The Queen’s birthday is coming up soon, if you are experiencing a feeling of Déjà vu, don’t worry you are not imagining the fact that the Queen also had a birthday in April.
The second Saturday in June is known as Queen Elizabeth’s official birthday, but the monarch was actually born on 21 April. While this means that the Queen has already celebrated her 92nd birthday this year, the official celebrations will not be held until mid-June.
This rather confusing custom was not started by the Queen but has been practised since 1748. King George II was not happy about the fact he was born in November, which was a rubbish month for large-scale public celebrations due to the weather. He decided that in order to celebrate his birthday with the nation, he should combine his birthday celebrations with the annual military parade which took part in the summer. Thus the tradition was born and the heads of state since then have had a real birthday and an official birthday each year.
The two birthdays are celebrated rather differently, with the Queen’s real birthday kept as a family affair. The official birthday, however, is celebrated publically across the UK and throughout the Commonwealth. In London, her birthday is marked by the Trooping the colour parade which has been taking place for over 250 years now. The spectacular military parade features thousands of musicians, soldiers and horses and a different colour is displayed or ‘trooped’ each year depending on which regiment has been chosen.

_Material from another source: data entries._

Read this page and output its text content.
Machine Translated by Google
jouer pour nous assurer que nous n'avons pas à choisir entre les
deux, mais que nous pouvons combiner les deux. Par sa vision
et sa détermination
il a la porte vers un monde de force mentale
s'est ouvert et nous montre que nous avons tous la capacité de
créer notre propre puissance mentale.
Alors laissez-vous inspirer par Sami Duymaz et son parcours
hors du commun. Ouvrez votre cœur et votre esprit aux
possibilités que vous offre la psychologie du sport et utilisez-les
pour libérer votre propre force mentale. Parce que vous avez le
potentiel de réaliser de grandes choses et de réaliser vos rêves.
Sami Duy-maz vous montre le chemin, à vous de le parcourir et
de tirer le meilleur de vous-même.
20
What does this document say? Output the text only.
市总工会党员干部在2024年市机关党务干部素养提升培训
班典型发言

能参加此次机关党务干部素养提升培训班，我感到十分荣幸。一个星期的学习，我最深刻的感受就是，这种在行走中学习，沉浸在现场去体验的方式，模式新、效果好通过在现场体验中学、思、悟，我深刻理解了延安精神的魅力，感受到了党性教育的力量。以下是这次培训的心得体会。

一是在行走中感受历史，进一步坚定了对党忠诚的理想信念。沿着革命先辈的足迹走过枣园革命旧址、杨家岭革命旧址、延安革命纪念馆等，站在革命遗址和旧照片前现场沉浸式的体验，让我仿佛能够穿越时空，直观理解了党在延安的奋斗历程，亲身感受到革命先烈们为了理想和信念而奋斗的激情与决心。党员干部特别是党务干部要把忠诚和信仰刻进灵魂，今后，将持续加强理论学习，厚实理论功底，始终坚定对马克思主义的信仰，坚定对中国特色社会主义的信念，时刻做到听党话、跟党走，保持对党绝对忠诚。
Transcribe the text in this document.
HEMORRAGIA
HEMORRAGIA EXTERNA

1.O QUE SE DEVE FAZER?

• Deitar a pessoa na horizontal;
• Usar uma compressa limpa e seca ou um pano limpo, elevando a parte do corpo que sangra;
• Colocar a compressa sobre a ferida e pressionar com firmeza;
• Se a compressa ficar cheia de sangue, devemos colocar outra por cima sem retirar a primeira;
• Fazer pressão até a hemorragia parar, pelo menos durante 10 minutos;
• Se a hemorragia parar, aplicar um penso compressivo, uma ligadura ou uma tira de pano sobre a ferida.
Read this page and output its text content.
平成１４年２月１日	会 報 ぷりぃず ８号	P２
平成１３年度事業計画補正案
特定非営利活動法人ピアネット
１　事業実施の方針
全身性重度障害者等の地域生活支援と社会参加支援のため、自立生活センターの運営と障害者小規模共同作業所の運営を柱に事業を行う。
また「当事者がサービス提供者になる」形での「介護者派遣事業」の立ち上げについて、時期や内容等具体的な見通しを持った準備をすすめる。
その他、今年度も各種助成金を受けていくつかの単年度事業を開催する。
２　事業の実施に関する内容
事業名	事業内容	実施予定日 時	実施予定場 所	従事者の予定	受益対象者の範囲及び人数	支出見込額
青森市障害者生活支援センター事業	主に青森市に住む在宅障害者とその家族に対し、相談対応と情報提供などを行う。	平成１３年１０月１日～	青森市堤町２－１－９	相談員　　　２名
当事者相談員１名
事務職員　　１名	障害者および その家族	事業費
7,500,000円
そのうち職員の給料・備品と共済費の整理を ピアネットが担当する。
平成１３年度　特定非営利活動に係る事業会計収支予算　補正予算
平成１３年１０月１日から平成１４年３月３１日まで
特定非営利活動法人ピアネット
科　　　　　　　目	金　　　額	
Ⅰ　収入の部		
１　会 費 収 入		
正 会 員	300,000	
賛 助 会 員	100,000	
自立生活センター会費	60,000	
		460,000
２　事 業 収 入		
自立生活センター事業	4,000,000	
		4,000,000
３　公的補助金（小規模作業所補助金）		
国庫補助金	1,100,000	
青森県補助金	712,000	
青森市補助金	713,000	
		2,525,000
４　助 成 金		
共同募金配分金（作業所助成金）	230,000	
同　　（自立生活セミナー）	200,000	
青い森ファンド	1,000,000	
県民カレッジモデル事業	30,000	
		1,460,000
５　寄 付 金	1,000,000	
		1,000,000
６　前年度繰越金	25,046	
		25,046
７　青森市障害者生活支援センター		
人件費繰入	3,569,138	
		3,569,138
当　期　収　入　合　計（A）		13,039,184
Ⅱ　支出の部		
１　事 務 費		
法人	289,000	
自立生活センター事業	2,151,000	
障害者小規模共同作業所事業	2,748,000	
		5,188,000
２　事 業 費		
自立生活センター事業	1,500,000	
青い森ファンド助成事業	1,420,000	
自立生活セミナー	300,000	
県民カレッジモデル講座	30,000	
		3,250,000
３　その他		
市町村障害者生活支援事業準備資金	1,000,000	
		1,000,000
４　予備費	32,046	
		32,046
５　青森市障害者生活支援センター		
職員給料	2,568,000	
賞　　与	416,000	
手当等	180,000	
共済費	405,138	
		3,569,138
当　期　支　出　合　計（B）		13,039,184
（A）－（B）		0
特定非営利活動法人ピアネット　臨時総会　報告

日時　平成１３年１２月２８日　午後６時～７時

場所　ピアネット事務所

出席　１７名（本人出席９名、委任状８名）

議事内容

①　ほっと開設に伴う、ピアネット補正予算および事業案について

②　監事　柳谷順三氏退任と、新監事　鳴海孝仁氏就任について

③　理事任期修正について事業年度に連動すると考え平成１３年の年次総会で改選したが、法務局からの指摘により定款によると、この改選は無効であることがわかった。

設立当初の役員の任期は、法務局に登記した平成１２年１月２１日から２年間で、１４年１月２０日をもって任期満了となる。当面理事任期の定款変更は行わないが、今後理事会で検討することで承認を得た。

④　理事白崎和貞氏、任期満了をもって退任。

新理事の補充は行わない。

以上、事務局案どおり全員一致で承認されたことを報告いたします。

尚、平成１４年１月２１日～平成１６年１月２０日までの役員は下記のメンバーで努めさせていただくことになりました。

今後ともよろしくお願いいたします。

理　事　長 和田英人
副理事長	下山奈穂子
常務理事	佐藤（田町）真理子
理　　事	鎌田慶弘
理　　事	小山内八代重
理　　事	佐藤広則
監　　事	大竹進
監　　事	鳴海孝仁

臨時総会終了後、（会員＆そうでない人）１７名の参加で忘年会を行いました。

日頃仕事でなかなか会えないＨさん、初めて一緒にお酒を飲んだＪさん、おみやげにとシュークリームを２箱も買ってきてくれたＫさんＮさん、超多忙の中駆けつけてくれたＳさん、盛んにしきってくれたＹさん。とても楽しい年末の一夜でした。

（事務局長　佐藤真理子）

The Queen’s official birthday will see the streets around Buckingham Palace and the Mall filled with people watching the parade and celebrating. After watching the parade, the royal family head to the palace balcony to watch a display by the RAF.
The newlyweds the Duke and Duchess of Sussex will be joining in with the Queen’s official birthday celebrations together for the first time. This year’s celebrations will take place on the 9th of June.